Thoth and Abraham took their time to explain some bible passages.
They mentioned Joseph, the reader of dreams, who was sold as a slave in Egypt only to later serve as counselor to the Pharaoh.
“Why do you think the Gods would allow something like that?” commented Abraham.
They brought up Moses. The many attempts to convince the Pharaoh to release the people showed a reluctance to really hurt the Egyptians until a severe measure served as the last resort and the firstborn of every family perished.
“The time has come for you to return to the true deities.” Thoth concluded.
“I only believe in Adonai.” Rabbi proclaimed.
“And I believe in the all mighty Allah!” Ayatollah said.
“We don’t mind the change in names as long as you make the people have faith again.” Thoth conceded.
The Ayatollah looked around, and then met up with the Rabbi and the Pope. Before he spoke, he took off his turban. He ran a hand to try setting his long disheveled gray hair in place. The Pope shared a look with the Rabbi, who also took off his black hat.
“What do you expect us to do?”
“I expect you to get your flock back. Who cares what names they give us? They must sow the seed for their life after they die!”
The Pope didn’t understand what was wrong with these men of Faith. They seemed to be shifting their beliefs. How could they dare ask the bird-headed beast how to run their flock?
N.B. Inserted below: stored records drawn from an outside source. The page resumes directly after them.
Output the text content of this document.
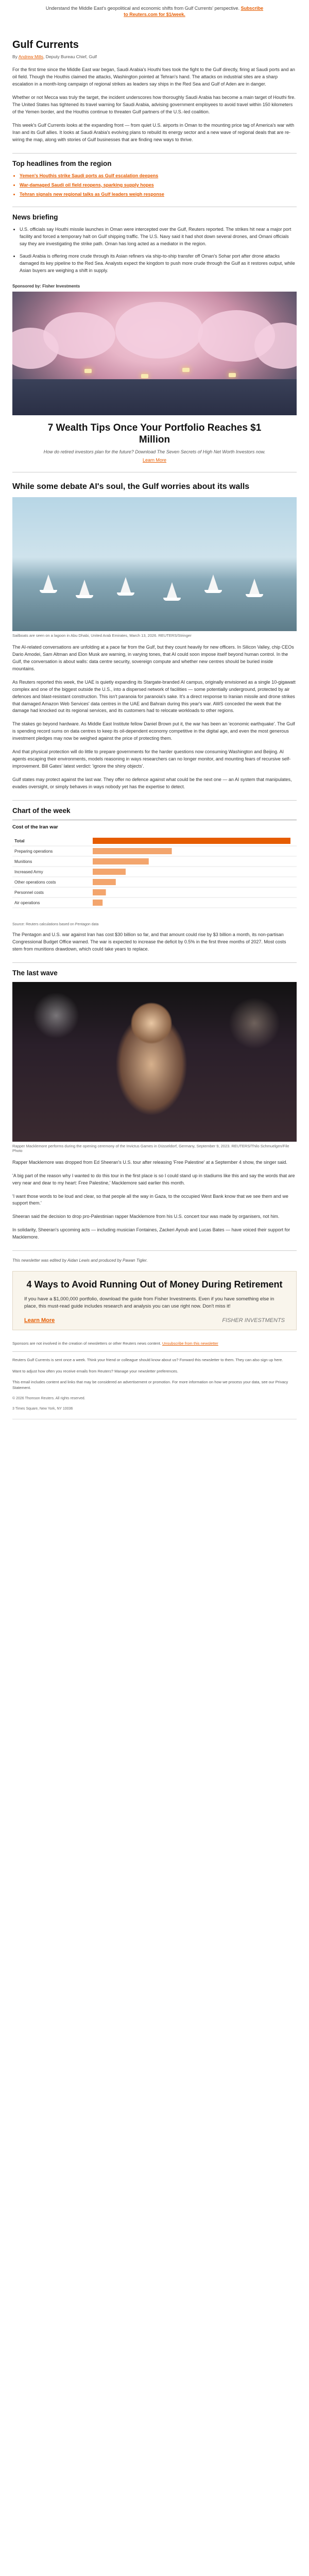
Understand the Middle East's geopolitical and economic shifts from Gulf Currents' perspective. Subscribe to Reuters.com for $1/week.
Gulf Currents
By Andrew Mills, Deputy Bureau Chief, Gulf

For the first time since the Middle East war began, Saudi Arabia's Houthi foes took the fight to the Gulf directly, firing at Saudi ports and an oil field. Though the Houthis claimed the attacks, Washington pointed at Tehran's hand. The attacks on industrial sites are a sharp escalation in a month-long campaign of regional strikes as leaders say ships in the Red Sea and Gulf of Aden are in danger.

Whether or not Mecca was truly the target, the incident underscores how thoroughly Saudi Arabia has become a main target of Houthi fire. The United States has tightened its travel warning for Saudi Arabia, advising government employees to avoid travel within 150 kilometers of the Yemen border, and the Houthis continue to threaten Gulf partners of the U.S.-led coalition.

This week's Gulf Currents looks at the expanding front — from quiet U.S. airports in Oman to the mounting price tag of America's war with Iran and its Gulf allies. It looks at Saudi Arabia's evolving plans to rebuild its energy sector and a new wave of regional deals that are re-wiring the map, along with stories of Gulf businesses that are finding new ways to thrive.

Top headlines from the region
• Yemen's Houthis strike Saudi ports as Gulf escalation deepens
• War-damaged Saudi oil field reopens, sparking supply hopes
• Tehran signals new regional talks as Gulf leaders weigh response
News briefing
• U.S. officials say Houthi missile launches in Oman were intercepted over the Gulf, Reuters reported. The strikes hit near a major port facility and forced a temporary halt on Gulf shipping traffic. The U.S. Navy said it had shot down several drones, and Omani officials say they are investigating the strike path. Oman has long acted as a mediator in the region.
• Saudi Arabia is offering more crude through its Asian refiners via ship-to-ship transfer off Oman's Sohar port after drone attacks damaged its key pipeline to the Red Sea. Analysts expect the kingdom to push more crude through the Gulf as it restores output, while Asian buyers are weighing a shift in supply.
Sponsored by: Fisher Investments
7 Wealth Tips Once Your Portfolio Reaches $1 Million
How do retired investors plan for the future? Download The Seven Secrets of High Net Worth Investors now.
Learn More
While some debate AI's soul, the Gulf worries about its walls
Sailboats are seen on a lagoon in Abu Dhabi, United Arab Emirates, March 13, 2026. REUTERS/Stringer

The AI-related conversations are unfolding at a pace far from the Gulf, but they count heavily for new officers. In Silicon Valley, chip CEOs Dario Amodei, Sam Altman and Elon Musk are warning, in varying tones, that AI could soon impose itself beyond human control. In the Gulf, the conversation is about walls: data centre security, sovereign compute and whether new centres should be buried inside mountains.

As Reuters reported this week, the UAE is quietly expanding its Stargate-branded AI campus, originally envisioned as a single 10-gigawatt complex and one of the biggest outside the U.S., into a dispersed network of facilities — some potentially underground, protected by air defences and blast-resistant construction. This isn't paranoia for paranoia's sake. It's a direct response to Iranian missile and drone strikes that damaged Amazon Web Services' data centres in the UAE and Bahrain during this year's war. AWS conceded the week that the damage had knocked out its regional services, and its customers had to relocate workloads to other regions.

The stakes go beyond hardware. As Middle East Institute fellow Daniel Brown put it, the war has been an 'economic earthquake'. The Gulf is spending record sums on data centres to keep its oil-dependent economy competitive in the digital age, and even the most generous investment pledges may now be weighed against the price of protecting them.

And that physical protection will do little to prepare governments for the harder questions now consuming Washington and Beijing. AI agents escaping their environments, models reasoning in ways researchers can no longer monitor, and mounting fears of recursive self-improvement. Bill Gates' latest verdict: 'ignore the shiny objects'.

Gulf states may protect against the last war. They offer no defence against what could be the next one — an AI system that manipulates, evades oversight, or simply behaves in ways nobody yet has the expertise to detect.

Chart of the week
Cost of the Iran war
Total
Preparing operations
Munitions
Increased Army
Other operations costs
Personnel costs
Air operations
Source: Reuters calculations based on Pentagon data

The Pentagon and U.S. war against Iran has cost $30 billion so far, and that amount could rise by $3 billion a month, its non-partisan Congressional Budget Office warned. The war is expected to increase the deficit by 0.5% in the first three months of 2027. Most costs stem from munitions drawdown, which could take years to replace.

The last wave
Rapper Macklemore performs during the opening ceremony of the Invictus Games in Düsseldorf, Germany, September 9, 2023. REUTERS/Thilo Schmuelgen/File Photo

Rapper Macklemore was dropped from Ed Sheeran's U.S. tour after releasing 'Free Palestine' at a September 4 show, the singer said.

'A big part of the reason why I wanted to do this tour in the first place is so I could stand up in stadiums like this and say the words that are very near and dear to my heart: Free Palestine,' Macklemore said earlier this month.

'I want those words to be loud and clear, so that people all the way in Gaza, to the occupied West Bank know that we see them and we support them.'

Sheeran said the decision to drop pro-Palestinian rapper Macklemore from his U.S. concert tour was made by organisers, not him.

In solidarity, Sheeran's upcoming acts — including musician Fontaines, Zackeri Ayoub and Lucas Bates — have voiced their support for Macklemore.

This newsletter was edited by Aidan Lewis and produced by Pawan Tigler.
4 Ways to Avoid Running Out of Money During Retirement
If you have a $1,000,000 portfolio, download the guide from Fisher Investments. Even if you have something else in place, this must-read guide includes research and analysis you can use right now. Don't miss it!
Learn More	FISHER INVESTMENTS
Sponsors are not involved in the creation of newsletters or other Reuters news content. Unsubscribe from this newsletter
Reuters Gulf Currents is sent once a week. Think your friend or colleague should know about us? Forward this newsletter to them. They can also sign up here.
Want to adjust how often you receive emails from Reuters? Manage your newsletter preferences.
This email includes content and links that may be considered an advertisement or promotion. For more information on how we process your data, see our Privacy Statement.
© 2026 Thomson Reuters. All rights reserved.
3 Times Square, New York, NY 10036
Was he the only one to keep his Faith unshaken? At least, not quite yet he admitted to himself. He had never considered the many parallels in the Old Testament with Egypt. It was a strong point.
Converted or not, it was something he’d have to ponder for a long time. The implications of The Vicar of Christ and successor of Saint Peter to publicly accept any of this were staggering.
Abraham crossed the room and stood next to Thoth. The deity towered above the man by several inches. They spoke in hushed tones making it impossible for the Pope to follow the conversation. After a few minutes, the patriarch and the deity turned to face the three men.
“Search in your hearts, mind what you have learned today. We expect great changes from you.” Thoth tapped the floor again.
This time the shockwave reverberated in the insides of the Pope. His lungs felt pressed against his rib cage and gasped for air. He opened his mouth hoping to inhale, but felt the same as if he were underwater: Nothing happened. The room faded to dark.
The Pope woke with a start; his heart racing as he realized he was sitting on his bed. It took him a minute to control his agitated breathing.
He looked around, recognizing the things that belonged to his bedchamber: the oil paintings, a dresser, and a desk. All was there.
“I can’t believe it was all a dream,” he said.
His gaze swept the room until it came to rest on his night stand. As usual, several books lay there for bedtime reading. The Holy Bible stood most prominent. It was in Latin as he preferred to read it in that dead language. Other two or three books changed every week.
A book next to the Bible caught his attention as he had not seen it until then. He pulled it closer until the cover came into focus. There was a drawing, a rendering of an old deity.
It wasn’t a dream. The drawing was Thoth.